The method of claim 1, wherein the classifier is a neural network-
Between the step (ii) and the step (iii)
Further comprising the step of adding a new crowd behavior class if the crowd behavior class has not been determined in step (ii) or before any crowd behavior class has been established yet.

A computer program recorded on a recording medium, the computer program being implemented to perform the steps of the structure learning based crowd behavior recognition method according to any one of claims 1 to 7.

A training data set storage unit for storing a training data set including a video signal and a crowd behavior class related to crowd behavior observed in the video region for each predetermined video region;
An image feature vector extracting unit for extracting an image feature vector composed of a plurality of elements for each unit image from the received image signal or the image signal in the stored training data set;
A structure learning unit for generating context networks in which graphical representations of dependency relationships between the extracted elements of the image feature vector are extracted and path patterns are extracted from context networks for each group of behavior classes; And
If the elements of the image feature vector are input based on the path patterns extracted from the image feature vectors that need a new crowd behavior class or the image feature vectors extracted from the training data set, one of the crowd behavior classes And a classifier configured to determine a corresponding mob action class of the mob.
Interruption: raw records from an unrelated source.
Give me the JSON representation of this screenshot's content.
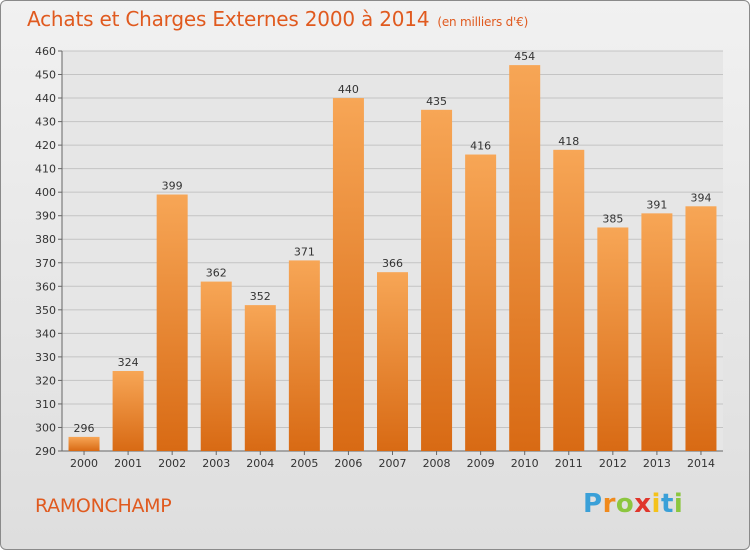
{
  "title": "Achats et Charges Externes 2000 à 2014",
  "unit": "(en milliers d'€)",
  "commune": "RAMONCHAMP",
  "brand": {
    "letters": [
      "P",
      "r",
      "o",
      "x",
      "i",
      "t",
      "i"
    ],
    "colors": [
      "#3aa0d8",
      "#f08a1c",
      "#8cc63f",
      "#e0352b",
      "#f4c21a",
      "#3aa0d8",
      "#8cc63f"
    ]
  },
  "colors": {
    "accent": "#e05a1f",
    "bar_light": "#f7a656",
    "bar_dark": "#d86a14"
  },
  "chart_data": {
    "type": "bar",
    "categories": [
      "2000",
      "2001",
      "2002",
      "2003",
      "2004",
      "2005",
      "2006",
      "2007",
      "2008",
      "2009",
      "2010",
      "2011",
      "2012",
      "2013",
      "2014"
    ],
    "values": [
      296,
      324,
      399,
      362,
      352,
      371,
      440,
      366,
      435,
      416,
      454,
      418,
      385,
      391,
      394
    ],
    "yticks": [
      290,
      300,
      310,
      320,
      330,
      340,
      350,
      360,
      370,
      380,
      390,
      400,
      410,
      420,
      430,
      440,
      450,
      460
    ],
    "ylim": [
      290,
      460
    ],
    "grid": true
  }
}
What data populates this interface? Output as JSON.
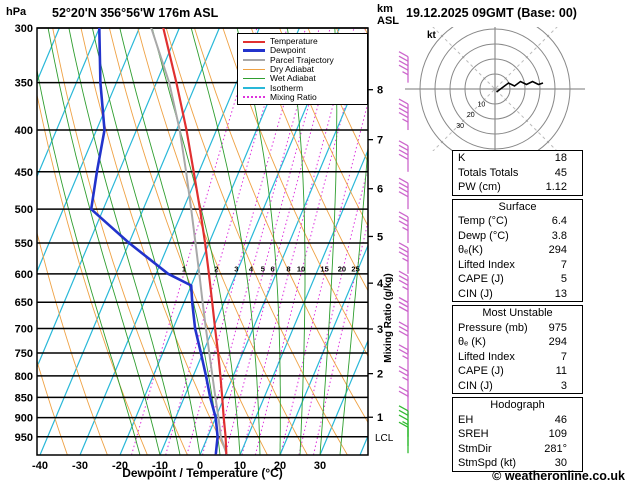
{
  "header": {
    "station": "52°20'N 356°56'W 176m ASL",
    "datetime": "19.12.2025 09GMT (Base: 00)",
    "pressure_unit": "hPa",
    "altitude_unit_km": "km",
    "altitude_unit_asl": "ASL"
  },
  "axes": {
    "xlabel": "Dewpoint / Temperature (°C)",
    "x_ticks": [
      -40,
      -30,
      -20,
      -10,
      0,
      10,
      20,
      30
    ],
    "pressure_ticks": [
      300,
      350,
      400,
      450,
      500,
      550,
      600,
      650,
      700,
      750,
      800,
      850,
      900,
      950
    ],
    "km_ticks": [
      {
        "km": 1,
        "hpa": 899
      },
      {
        "km": 2,
        "hpa": 795
      },
      {
        "km": 3,
        "hpa": 701
      },
      {
        "km": 4,
        "hpa": 616
      },
      {
        "km": 5,
        "hpa": 540
      },
      {
        "km": 6,
        "hpa": 472
      },
      {
        "km": 7,
        "hpa": 411
      },
      {
        "km": 8,
        "hpa": 357
      }
    ],
    "mixing_ratio_label": "Mixing Ratio (g/kg)",
    "mixing_ratio_values": [
      1,
      2,
      3,
      4,
      5,
      6,
      8,
      10,
      15,
      20,
      25
    ],
    "lcl_label": "LCL"
  },
  "colors": {
    "temperature": "#e03030",
    "dewpoint": "#2233cc",
    "parcel": "#a8a8a8",
    "dry_adiabat": "#efa245",
    "wet_adiabat": "#2f9e2f",
    "isotherm": "#29b8d8",
    "mixing_ratio": "#dd33dd",
    "barb": "#cc66cc",
    "barb_surface": "#33bb33",
    "grid": "#000000"
  },
  "legend": {
    "items": [
      {
        "label": "Temperature",
        "color": "#e03030",
        "style": "solid",
        "width": 2
      },
      {
        "label": "Dewpoint",
        "color": "#2233cc",
        "style": "solid",
        "width": 3
      },
      {
        "label": "Parcel Trajectory",
        "color": "#a8a8a8",
        "style": "solid",
        "width": 2
      },
      {
        "label": "Dry Adiabat",
        "color": "#efa245",
        "style": "solid",
        "width": 1
      },
      {
        "label": "Wet Adiabat",
        "color": "#2f9e2f",
        "style": "solid",
        "width": 1
      },
      {
        "label": "Isotherm",
        "color": "#29b8d8",
        "style": "solid",
        "width": 2
      },
      {
        "label": "Mixing Ratio",
        "color": "#dd33dd",
        "style": "dotted",
        "width": 2
      }
    ]
  },
  "chart_data": {
    "type": "skewt_log_p",
    "pressure_range_hpa": [
      300,
      1000
    ],
    "temp_axis_range_c": [
      -40,
      35
    ],
    "series": [
      {
        "name": "Parcel Trajectory",
        "color": "#a8a8a8",
        "width": 2,
        "points": [
          [
            995,
            6.4
          ],
          [
            950,
            3.3
          ],
          [
            900,
            0.7
          ],
          [
            850,
            -2.2
          ],
          [
            800,
            -5.2
          ],
          [
            750,
            -8.4
          ],
          [
            700,
            -11.8
          ],
          [
            650,
            -15.4
          ],
          [
            600,
            -19.2
          ],
          [
            550,
            -23.4
          ],
          [
            500,
            -28.0
          ],
          [
            450,
            -33.2
          ],
          [
            400,
            -39.2
          ],
          [
            350,
            -46.8
          ],
          [
            300,
            -57.0
          ]
        ]
      },
      {
        "name": "Dewpoint",
        "color": "#2233cc",
        "width": 2.6,
        "points": [
          [
            995,
            3.8
          ],
          [
            950,
            2.5
          ],
          [
            900,
            0.0
          ],
          [
            850,
            -3.5
          ],
          [
            800,
            -6.8
          ],
          [
            750,
            -10.5
          ],
          [
            700,
            -14.5
          ],
          [
            650,
            -18.0
          ],
          [
            620,
            -20.0
          ],
          [
            600,
            -27.0
          ],
          [
            550,
            -40.0
          ],
          [
            500,
            -53.0
          ],
          [
            450,
            -55.5
          ],
          [
            400,
            -58.0
          ],
          [
            350,
            -64.0
          ],
          [
            300,
            -70.0
          ]
        ]
      },
      {
        "name": "Temperature",
        "color": "#e03030",
        "width": 2.2,
        "points": [
          [
            995,
            6.4
          ],
          [
            950,
            4.5
          ],
          [
            900,
            2.0
          ],
          [
            850,
            -0.5
          ],
          [
            800,
            -3.2
          ],
          [
            750,
            -6.2
          ],
          [
            700,
            -9.5
          ],
          [
            650,
            -13.0
          ],
          [
            600,
            -16.8
          ],
          [
            550,
            -21.0
          ],
          [
            500,
            -25.8
          ],
          [
            450,
            -31.3
          ],
          [
            400,
            -37.5
          ],
          [
            350,
            -45.0
          ],
          [
            300,
            -54.0
          ]
        ]
      }
    ],
    "wind_barbs": [
      {
        "p": 350,
        "kt": 45
      },
      {
        "p": 400,
        "kt": 45
      },
      {
        "p": 450,
        "kt": 40
      },
      {
        "p": 500,
        "kt": 40
      },
      {
        "p": 550,
        "kt": 35
      },
      {
        "p": 600,
        "kt": 35
      },
      {
        "p": 650,
        "kt": 35
      },
      {
        "p": 700,
        "kt": 30
      },
      {
        "p": 750,
        "kt": 30
      },
      {
        "p": 800,
        "kt": 25
      },
      {
        "p": 850,
        "kt": 25
      },
      {
        "p": 900,
        "kt": 20
      },
      {
        "p": 950,
        "kt": 20
      },
      {
        "p": 975,
        "kt": 15
      },
      {
        "p": 995,
        "kt": 10
      }
    ],
    "background": {
      "isotherms_c": {
        "min": -90,
        "max": 40,
        "step": 10
      },
      "dry_adiabats_k": {
        "min": 230,
        "max": 440,
        "step": 10
      },
      "wet_adiabats_c": {
        "min": -15,
        "max": 35,
        "step": 5
      },
      "mixing_ratio_gkg": [
        1,
        2,
        3,
        4,
        5,
        6,
        8,
        10,
        15,
        20,
        25
      ]
    }
  },
  "hodograph": {
    "kt_label": "kt",
    "rings_kt": [
      10,
      20,
      30,
      40,
      50
    ],
    "ring_labels": [
      10,
      20,
      30
    ],
    "trace_uv_kt": [
      [
        1,
        -2
      ],
      [
        5,
        1
      ],
      [
        9,
        4
      ],
      [
        13,
        2
      ],
      [
        17,
        5
      ],
      [
        21,
        3
      ],
      [
        25,
        5
      ],
      [
        29,
        3
      ],
      [
        32,
        4
      ]
    ]
  },
  "stats": {
    "top": [
      [
        "K",
        "18"
      ],
      [
        "Totals Totals",
        "45"
      ],
      [
        "PW (cm)",
        "1.12"
      ]
    ],
    "sections": [
      {
        "title": "Surface",
        "rows": [
          [
            "Temp (°C)",
            "6.4"
          ],
          [
            "Dewp (°C)",
            "3.8"
          ],
          [
            "θₑ(K)",
            "294"
          ],
          [
            "Lifted Index",
            "7"
          ],
          [
            "CAPE (J)",
            "5"
          ],
          [
            "CIN (J)",
            "13"
          ]
        ]
      },
      {
        "title": "Most Unstable",
        "rows": [
          [
            "Pressure (mb)",
            "975"
          ],
          [
            "θₑ (K)",
            "294"
          ],
          [
            "Lifted Index",
            "7"
          ],
          [
            "CAPE (J)",
            "11"
          ],
          [
            "CIN (J)",
            "3"
          ]
        ]
      },
      {
        "title": "Hodograph",
        "rows": [
          [
            "EH",
            "46"
          ],
          [
            "SREH",
            "109"
          ],
          [
            "StmDir",
            "281°"
          ],
          [
            "StmSpd (kt)",
            "30"
          ]
        ]
      }
    ]
  },
  "footer": {
    "copyright": "© weatheronline.co.uk"
  }
}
The method of claim 9, wherein the image feature vector is a HOOF vector,
Wherein the element values of the image feature vector are values of optical flow histogram bins for each azimuth angle section.

The apparatus of claim 9, wherein the context network is a bezier network represented by a directional acyclic graph.
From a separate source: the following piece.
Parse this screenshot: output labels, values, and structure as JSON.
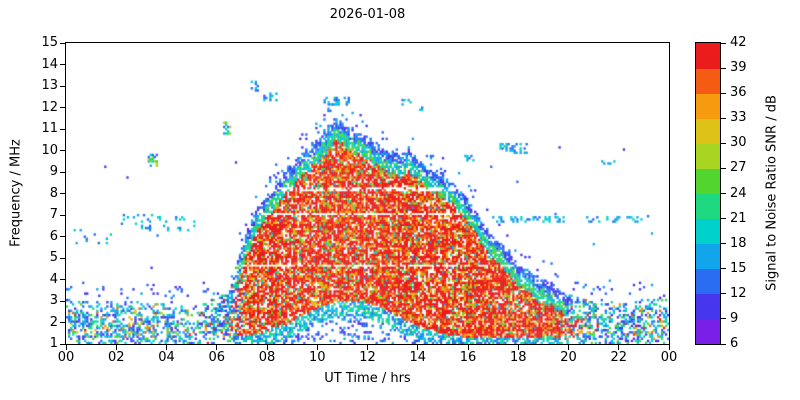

12. The apparatus of claim 11, wherein the bezier network is obtained through a K2 algorithm.

12. The apparatus of claim 11, wherein the path pattern is each of all possible paths from a root node to an end node of the context network.
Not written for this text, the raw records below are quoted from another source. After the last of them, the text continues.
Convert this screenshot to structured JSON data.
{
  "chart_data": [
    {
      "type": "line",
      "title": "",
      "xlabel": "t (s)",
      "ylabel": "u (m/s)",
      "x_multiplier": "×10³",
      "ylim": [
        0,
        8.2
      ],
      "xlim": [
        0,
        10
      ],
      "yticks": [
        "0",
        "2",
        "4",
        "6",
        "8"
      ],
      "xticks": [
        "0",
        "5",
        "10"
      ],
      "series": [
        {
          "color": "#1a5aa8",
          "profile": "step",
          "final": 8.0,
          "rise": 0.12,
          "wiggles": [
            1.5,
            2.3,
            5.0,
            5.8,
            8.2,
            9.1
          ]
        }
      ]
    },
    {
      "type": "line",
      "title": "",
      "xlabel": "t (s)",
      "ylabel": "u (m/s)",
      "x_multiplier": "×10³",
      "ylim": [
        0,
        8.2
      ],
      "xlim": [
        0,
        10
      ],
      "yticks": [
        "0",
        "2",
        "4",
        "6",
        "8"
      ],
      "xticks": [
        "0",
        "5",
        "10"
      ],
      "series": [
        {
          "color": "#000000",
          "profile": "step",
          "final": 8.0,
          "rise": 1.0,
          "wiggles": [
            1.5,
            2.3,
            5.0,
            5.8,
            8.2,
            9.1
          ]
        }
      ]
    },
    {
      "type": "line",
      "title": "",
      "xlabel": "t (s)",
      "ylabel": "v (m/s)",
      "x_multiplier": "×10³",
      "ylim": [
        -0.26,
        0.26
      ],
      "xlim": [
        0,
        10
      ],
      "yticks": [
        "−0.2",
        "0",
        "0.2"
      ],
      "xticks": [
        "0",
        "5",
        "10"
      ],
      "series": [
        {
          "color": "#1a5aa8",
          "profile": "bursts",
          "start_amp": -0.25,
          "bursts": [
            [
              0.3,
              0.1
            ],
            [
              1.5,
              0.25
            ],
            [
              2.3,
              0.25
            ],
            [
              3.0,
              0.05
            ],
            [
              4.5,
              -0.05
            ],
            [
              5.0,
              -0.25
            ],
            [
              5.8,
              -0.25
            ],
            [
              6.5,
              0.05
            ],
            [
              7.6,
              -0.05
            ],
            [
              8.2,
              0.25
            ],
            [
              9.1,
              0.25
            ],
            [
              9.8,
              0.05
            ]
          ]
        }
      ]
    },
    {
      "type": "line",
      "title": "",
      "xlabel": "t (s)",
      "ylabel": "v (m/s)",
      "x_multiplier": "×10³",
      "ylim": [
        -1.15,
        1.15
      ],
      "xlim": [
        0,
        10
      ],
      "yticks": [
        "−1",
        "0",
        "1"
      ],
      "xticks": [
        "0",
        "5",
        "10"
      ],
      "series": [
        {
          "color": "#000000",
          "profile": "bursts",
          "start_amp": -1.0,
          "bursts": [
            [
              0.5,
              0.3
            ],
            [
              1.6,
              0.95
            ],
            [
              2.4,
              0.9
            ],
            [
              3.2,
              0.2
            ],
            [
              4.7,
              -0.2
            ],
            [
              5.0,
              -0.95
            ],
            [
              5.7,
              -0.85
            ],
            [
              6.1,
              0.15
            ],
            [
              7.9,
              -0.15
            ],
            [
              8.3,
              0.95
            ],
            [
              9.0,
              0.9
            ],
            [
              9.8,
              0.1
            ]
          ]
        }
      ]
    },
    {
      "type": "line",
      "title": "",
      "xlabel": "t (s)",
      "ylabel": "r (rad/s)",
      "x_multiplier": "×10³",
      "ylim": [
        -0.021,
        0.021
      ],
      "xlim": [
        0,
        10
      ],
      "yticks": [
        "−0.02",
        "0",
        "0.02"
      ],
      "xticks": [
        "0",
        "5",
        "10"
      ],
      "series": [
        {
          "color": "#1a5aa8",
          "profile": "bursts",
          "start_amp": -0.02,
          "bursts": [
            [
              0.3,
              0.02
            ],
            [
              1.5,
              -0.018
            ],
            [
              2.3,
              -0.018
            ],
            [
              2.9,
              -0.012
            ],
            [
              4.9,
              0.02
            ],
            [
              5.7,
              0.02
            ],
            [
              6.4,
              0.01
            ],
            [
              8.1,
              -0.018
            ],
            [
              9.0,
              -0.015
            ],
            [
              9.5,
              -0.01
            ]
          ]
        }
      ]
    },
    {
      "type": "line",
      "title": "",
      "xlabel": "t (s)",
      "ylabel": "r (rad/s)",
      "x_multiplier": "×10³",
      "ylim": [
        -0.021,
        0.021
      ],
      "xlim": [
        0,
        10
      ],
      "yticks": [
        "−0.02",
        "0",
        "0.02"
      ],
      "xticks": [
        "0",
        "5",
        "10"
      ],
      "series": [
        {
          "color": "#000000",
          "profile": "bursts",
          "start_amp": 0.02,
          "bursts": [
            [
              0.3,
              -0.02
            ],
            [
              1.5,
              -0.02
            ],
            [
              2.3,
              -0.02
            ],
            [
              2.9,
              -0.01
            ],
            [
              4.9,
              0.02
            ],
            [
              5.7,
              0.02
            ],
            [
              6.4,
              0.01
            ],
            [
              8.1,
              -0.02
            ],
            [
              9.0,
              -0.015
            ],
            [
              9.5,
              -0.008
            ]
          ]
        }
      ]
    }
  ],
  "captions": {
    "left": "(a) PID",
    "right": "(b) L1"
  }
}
The method of claim 9, wherein the classifier is a neural network-
A path feature selecting unit for selecting path features as path patterns having an appearance probability corresponding to the upper 2/3 for each crowd behavior class; And
A neural network setting unit configured to set weight values of the neural network such that corresponding context classes are determined when the elements of the image feature vector are input to input nodes of the neural network; And
And a crowd behavior class table storing the crowd behavior classes included in the training data set or the newly added crowd behavior class and storing context networks and path patterns extracted for each crowd behavior class,
Wherein the neural network is configured such that image feature vector elements constituting selected path features are respectively assigned to input nodes of the neural network and also crowd behavior classes are respectively assigned to output nodes.

15. The apparatus of claim 14,
Inputting elements of an image feature vector to input nodes of the set neural network, determining a crowd behavior class based on output values of the output nodes of the neural network, and outputting all output values of the output nodes of the neural network to a predetermined threshold value Further comprising a neural network operation unit for additionally registering a new crowd behavior class in the crowd behavior class table if the current crowd behavior class is lower than the current crowd behavior class.